Part of that is the experience of seeing old friends and beloved teachers (many of whom are now old friends, too!) And that makes sense. I spent a few years going to every ALEPH retreat I could afford while I was in the discernment process about the rabbinic ordination program. I wanted to meet teachers and students and deans and ask questions and begin to suss out whether this was the right place for me (and whether they felt I was the right kind of candidate to apply.)

And then there were the five-plus years of fulltime rabbinic school, when I saw these folks at least twice a year for intensive one- or two-week-long residencies, and for programs like DLTI, and in between those times I took classes every week via teleconference (and davened via teleconference for a while, too!) and did hevruta learning via Skype and and and and. Some of the deepest and most intense learning I've ever done, I've done with these friends. These people are an intimate part of my life in all of those ways. The reason it feels like a family reunion is that it is one.

But I've had this feeling of coming-home to Jewish Renewal since my very first retreat at the old Elat Chayyim, back when I didn't know anyone here at all. Probably since the first time I sat down at a meal with strangers, and they smiled at me and welcomed me and wanted to know my story (Jewish and otherwise) and what had drawn me to that place. Certainly since my first Jewish Renewal shacharit service the next morning, in the white yurt, sitting cross-legged in a circle on the floor, learning my first liturgical chants, unaccountably moved at the sight of women wearing tefillin.

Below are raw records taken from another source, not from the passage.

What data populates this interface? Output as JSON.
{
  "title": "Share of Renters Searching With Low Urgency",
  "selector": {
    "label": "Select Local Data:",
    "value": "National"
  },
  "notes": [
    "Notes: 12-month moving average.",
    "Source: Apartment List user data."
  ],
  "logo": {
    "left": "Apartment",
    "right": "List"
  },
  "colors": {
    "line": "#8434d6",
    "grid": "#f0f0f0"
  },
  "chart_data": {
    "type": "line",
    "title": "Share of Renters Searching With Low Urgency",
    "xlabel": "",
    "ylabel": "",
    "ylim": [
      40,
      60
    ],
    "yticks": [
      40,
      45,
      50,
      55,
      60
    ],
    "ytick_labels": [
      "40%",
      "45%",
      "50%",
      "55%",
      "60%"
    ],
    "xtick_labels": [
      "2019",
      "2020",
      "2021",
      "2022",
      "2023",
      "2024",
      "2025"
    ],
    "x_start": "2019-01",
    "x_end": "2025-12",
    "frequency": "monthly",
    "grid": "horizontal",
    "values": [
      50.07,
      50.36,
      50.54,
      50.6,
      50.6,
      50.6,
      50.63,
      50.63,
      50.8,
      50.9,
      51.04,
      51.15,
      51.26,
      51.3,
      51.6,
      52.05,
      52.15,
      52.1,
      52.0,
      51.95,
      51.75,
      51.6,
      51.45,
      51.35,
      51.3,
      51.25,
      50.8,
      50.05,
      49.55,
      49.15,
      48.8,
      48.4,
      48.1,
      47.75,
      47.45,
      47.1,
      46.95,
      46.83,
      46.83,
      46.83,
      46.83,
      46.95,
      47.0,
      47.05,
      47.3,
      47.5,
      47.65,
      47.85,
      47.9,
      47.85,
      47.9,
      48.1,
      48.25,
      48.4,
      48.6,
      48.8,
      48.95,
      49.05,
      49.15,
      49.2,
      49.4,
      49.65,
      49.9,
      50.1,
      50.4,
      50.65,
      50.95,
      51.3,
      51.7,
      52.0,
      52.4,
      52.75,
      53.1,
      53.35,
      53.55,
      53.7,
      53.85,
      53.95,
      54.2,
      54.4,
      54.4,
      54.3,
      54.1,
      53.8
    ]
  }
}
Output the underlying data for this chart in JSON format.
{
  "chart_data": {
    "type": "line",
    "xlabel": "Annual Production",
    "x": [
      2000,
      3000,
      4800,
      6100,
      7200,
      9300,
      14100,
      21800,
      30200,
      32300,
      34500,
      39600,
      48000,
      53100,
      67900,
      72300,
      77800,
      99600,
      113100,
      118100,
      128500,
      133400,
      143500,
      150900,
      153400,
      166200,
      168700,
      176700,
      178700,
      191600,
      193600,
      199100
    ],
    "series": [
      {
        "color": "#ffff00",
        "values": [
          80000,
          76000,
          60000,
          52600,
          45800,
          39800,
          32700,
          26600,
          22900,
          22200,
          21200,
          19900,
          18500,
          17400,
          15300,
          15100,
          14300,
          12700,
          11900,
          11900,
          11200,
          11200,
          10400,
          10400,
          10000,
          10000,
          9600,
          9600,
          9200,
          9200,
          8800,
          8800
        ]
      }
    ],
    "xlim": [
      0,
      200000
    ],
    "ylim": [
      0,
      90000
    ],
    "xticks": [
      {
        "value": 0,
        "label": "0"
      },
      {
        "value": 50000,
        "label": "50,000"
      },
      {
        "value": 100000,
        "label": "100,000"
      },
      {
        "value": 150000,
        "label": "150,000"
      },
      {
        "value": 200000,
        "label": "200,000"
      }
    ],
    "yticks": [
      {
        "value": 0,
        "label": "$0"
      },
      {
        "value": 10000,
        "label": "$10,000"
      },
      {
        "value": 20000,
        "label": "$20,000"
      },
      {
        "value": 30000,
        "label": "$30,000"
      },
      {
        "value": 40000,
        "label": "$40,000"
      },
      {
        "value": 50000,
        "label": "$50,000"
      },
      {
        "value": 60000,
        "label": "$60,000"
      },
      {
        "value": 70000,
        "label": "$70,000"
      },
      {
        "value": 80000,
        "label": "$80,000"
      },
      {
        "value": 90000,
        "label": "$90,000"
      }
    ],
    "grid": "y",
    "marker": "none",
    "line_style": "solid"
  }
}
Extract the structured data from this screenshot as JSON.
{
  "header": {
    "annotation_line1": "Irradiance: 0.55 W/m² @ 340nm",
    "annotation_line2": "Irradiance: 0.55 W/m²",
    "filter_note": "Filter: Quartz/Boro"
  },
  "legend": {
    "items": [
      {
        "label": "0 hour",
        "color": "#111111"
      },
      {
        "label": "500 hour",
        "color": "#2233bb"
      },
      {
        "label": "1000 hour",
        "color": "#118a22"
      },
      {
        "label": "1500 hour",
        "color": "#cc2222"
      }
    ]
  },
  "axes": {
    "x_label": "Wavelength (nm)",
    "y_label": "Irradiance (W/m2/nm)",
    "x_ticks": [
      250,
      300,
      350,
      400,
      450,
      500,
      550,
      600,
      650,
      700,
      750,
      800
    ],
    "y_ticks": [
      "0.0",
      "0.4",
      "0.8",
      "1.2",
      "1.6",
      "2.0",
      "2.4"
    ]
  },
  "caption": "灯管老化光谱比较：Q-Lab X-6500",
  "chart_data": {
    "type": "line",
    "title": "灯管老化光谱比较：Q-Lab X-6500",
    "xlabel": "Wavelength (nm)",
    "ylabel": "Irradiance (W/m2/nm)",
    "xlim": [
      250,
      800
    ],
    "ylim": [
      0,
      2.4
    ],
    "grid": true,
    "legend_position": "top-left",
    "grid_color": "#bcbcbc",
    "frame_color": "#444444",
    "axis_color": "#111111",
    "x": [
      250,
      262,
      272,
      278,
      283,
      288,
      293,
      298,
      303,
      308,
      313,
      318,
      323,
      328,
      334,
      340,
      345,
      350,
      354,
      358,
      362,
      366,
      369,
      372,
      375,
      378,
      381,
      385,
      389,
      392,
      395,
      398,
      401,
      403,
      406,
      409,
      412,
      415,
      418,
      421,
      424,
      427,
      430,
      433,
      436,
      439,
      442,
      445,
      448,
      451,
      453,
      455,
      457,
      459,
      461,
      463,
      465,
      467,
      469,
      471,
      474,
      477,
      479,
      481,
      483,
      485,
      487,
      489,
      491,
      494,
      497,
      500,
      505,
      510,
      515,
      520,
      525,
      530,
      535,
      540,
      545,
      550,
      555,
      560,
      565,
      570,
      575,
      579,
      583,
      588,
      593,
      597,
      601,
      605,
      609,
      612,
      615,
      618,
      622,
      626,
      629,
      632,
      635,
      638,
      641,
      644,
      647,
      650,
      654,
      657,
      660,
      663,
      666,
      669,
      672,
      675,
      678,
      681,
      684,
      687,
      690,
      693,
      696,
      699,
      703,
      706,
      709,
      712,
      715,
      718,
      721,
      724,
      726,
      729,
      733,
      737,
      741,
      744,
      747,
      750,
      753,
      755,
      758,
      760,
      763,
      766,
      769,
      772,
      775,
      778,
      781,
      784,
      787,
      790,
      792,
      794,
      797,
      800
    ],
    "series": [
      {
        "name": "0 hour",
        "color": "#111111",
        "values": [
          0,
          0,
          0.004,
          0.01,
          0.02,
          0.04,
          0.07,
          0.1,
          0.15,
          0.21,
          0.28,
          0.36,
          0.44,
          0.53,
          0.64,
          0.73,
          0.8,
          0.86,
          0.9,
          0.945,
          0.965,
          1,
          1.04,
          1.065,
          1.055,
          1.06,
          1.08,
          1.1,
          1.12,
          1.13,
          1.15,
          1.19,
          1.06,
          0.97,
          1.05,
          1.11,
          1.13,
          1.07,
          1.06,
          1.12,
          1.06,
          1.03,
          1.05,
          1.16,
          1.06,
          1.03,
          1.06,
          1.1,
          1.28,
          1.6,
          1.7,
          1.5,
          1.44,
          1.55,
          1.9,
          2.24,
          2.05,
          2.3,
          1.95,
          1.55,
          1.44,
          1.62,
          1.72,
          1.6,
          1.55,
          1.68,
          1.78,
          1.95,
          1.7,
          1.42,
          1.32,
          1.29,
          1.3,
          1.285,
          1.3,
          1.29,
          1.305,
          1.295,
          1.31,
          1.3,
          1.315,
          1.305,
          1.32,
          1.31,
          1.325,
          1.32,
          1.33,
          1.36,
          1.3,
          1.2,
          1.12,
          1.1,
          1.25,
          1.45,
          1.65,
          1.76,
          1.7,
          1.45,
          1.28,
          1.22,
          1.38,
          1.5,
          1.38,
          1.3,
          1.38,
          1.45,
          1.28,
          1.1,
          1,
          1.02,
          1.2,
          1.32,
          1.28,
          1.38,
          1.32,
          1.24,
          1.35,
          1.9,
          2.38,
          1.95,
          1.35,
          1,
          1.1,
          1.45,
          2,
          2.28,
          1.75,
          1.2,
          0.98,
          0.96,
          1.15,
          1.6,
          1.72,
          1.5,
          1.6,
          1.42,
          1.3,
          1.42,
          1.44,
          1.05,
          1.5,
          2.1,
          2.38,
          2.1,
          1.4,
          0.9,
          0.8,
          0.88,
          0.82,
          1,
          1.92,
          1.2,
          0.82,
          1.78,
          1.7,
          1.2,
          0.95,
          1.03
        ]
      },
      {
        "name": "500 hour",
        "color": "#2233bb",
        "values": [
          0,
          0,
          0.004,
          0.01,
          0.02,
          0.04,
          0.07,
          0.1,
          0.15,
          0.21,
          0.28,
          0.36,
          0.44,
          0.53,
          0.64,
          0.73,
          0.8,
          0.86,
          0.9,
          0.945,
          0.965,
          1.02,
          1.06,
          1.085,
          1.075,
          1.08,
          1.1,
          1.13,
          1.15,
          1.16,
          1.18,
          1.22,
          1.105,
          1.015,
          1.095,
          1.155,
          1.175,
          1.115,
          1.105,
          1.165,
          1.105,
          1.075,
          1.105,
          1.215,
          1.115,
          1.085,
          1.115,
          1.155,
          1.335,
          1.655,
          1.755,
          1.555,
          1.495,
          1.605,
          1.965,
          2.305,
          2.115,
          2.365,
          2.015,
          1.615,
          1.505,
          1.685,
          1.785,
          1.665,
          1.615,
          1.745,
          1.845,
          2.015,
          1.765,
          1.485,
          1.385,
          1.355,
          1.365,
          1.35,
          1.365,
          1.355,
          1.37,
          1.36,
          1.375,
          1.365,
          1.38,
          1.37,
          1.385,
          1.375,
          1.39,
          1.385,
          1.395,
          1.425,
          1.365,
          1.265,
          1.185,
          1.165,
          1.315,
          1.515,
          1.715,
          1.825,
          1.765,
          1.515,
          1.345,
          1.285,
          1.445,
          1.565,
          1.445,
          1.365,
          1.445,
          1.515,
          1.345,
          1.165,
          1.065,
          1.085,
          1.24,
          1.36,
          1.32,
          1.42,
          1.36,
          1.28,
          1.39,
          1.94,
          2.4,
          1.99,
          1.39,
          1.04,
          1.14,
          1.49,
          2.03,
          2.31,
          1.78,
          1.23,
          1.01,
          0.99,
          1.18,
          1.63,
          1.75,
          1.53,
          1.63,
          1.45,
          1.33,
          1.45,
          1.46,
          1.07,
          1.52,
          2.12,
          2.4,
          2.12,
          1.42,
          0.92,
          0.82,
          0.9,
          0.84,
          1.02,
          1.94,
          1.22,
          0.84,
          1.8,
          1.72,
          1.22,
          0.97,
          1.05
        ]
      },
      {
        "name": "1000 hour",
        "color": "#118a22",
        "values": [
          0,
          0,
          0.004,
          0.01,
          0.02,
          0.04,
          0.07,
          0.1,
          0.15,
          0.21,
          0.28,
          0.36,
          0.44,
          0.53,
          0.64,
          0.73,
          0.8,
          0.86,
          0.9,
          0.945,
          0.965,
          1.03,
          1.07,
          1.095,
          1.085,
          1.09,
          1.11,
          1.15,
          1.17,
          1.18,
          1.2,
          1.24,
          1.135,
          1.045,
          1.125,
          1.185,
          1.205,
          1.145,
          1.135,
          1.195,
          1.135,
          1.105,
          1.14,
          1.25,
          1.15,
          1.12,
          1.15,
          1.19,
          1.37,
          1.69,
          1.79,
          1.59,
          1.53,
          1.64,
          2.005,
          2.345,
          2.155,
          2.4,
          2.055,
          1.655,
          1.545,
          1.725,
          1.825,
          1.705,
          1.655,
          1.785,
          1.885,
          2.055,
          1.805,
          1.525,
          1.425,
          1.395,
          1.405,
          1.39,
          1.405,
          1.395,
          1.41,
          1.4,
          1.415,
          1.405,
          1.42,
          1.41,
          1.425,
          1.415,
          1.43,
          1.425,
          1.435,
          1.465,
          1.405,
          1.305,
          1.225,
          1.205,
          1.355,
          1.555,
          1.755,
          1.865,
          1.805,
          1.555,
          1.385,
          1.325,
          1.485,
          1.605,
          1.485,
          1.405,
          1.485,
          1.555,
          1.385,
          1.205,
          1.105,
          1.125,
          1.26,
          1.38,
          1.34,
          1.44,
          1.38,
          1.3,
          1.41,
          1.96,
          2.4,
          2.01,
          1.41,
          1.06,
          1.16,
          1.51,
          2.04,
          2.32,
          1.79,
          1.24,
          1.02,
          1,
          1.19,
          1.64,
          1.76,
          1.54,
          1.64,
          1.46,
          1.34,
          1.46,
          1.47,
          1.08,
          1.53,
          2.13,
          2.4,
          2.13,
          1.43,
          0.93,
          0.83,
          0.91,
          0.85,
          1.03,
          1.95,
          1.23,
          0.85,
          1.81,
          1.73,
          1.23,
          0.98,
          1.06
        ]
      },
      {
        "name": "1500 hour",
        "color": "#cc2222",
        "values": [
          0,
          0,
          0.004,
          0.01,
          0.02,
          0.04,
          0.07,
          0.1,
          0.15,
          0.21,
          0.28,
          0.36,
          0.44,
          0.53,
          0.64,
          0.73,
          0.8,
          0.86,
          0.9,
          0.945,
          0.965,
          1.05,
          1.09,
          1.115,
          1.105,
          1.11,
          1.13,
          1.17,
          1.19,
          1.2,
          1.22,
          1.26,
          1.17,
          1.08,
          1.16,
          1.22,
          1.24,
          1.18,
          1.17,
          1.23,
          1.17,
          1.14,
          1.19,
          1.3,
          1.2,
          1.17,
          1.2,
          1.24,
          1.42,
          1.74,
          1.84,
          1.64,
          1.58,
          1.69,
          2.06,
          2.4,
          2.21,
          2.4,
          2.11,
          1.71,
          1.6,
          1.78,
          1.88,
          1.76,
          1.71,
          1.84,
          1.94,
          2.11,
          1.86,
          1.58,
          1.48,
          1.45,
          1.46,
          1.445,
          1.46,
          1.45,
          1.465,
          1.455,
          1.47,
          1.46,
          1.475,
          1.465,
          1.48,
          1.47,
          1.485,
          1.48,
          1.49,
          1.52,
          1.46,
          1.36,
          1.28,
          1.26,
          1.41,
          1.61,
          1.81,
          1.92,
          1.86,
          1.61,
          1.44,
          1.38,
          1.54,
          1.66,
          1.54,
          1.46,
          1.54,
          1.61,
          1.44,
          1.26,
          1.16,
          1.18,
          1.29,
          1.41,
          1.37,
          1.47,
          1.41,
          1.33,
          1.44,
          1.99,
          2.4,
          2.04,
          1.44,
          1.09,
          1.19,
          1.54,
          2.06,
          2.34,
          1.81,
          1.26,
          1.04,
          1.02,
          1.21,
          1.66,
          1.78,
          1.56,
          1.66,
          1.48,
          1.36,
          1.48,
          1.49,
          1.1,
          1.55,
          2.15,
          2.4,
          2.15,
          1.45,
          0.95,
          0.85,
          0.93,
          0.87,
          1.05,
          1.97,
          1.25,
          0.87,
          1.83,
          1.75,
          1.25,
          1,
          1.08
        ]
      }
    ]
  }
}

NameHave you ever heard anyone say "Welcome home to a place where you've never been?" That was how it felt for me, the first time I gathered with my Jewish Renewal chevre. Here were people who cared about Judaism, who cared about God, who blended the passionate God-focus of Hasidism with the kind of feminism and social justice underpinnings I hold dear. I struggle to describe it; ultimately it's a feeling, an experience. I have always been quirky, spiritual, different. From the moment I first set foot in a Jewish Renewal retreat setting, I could tell that I wasn't alone. I knew that I had found my spiritual tribe.

I remember a conversation with my mother at Pearlstone a few years ago, when I was still a rabbinic student, when our son was an infant and my mother had come with me to a rabbinic student intensive to provide childcare while I was learning. Midway through that week, I remember her turning to me, and saying, with some wonderment, "I think everyone here is a spiritual seeker!" It's most true in the ordination programs, of course; no one goes through the rigors of rabbinic school (or cantorial school, or the rabbinic pastor program) without a powerful spiritual motivation. But I think it's true across the board at Jewish Renewal gatherings, or at least it tends to be.

The Kallah moves around every two years, so each time it happens, it's convenient for someone. This year, it's convenient for me. Two years ago we were in California; this year we're a scant two and a half hours from my house. In assiyah, the world of physicality, I haven't traveled very far at all. But in the worlds of emotion and spirit, I've tessered into that magical space where everyone smiles at strangers, where conversations about prayer and mysticism don't draw a raised brow from anyone, where shouting "Hello, rabbi!" causes people all over the room to turn around. Into this space where, as soon as we're all together again, it's as though we had never been apart at all.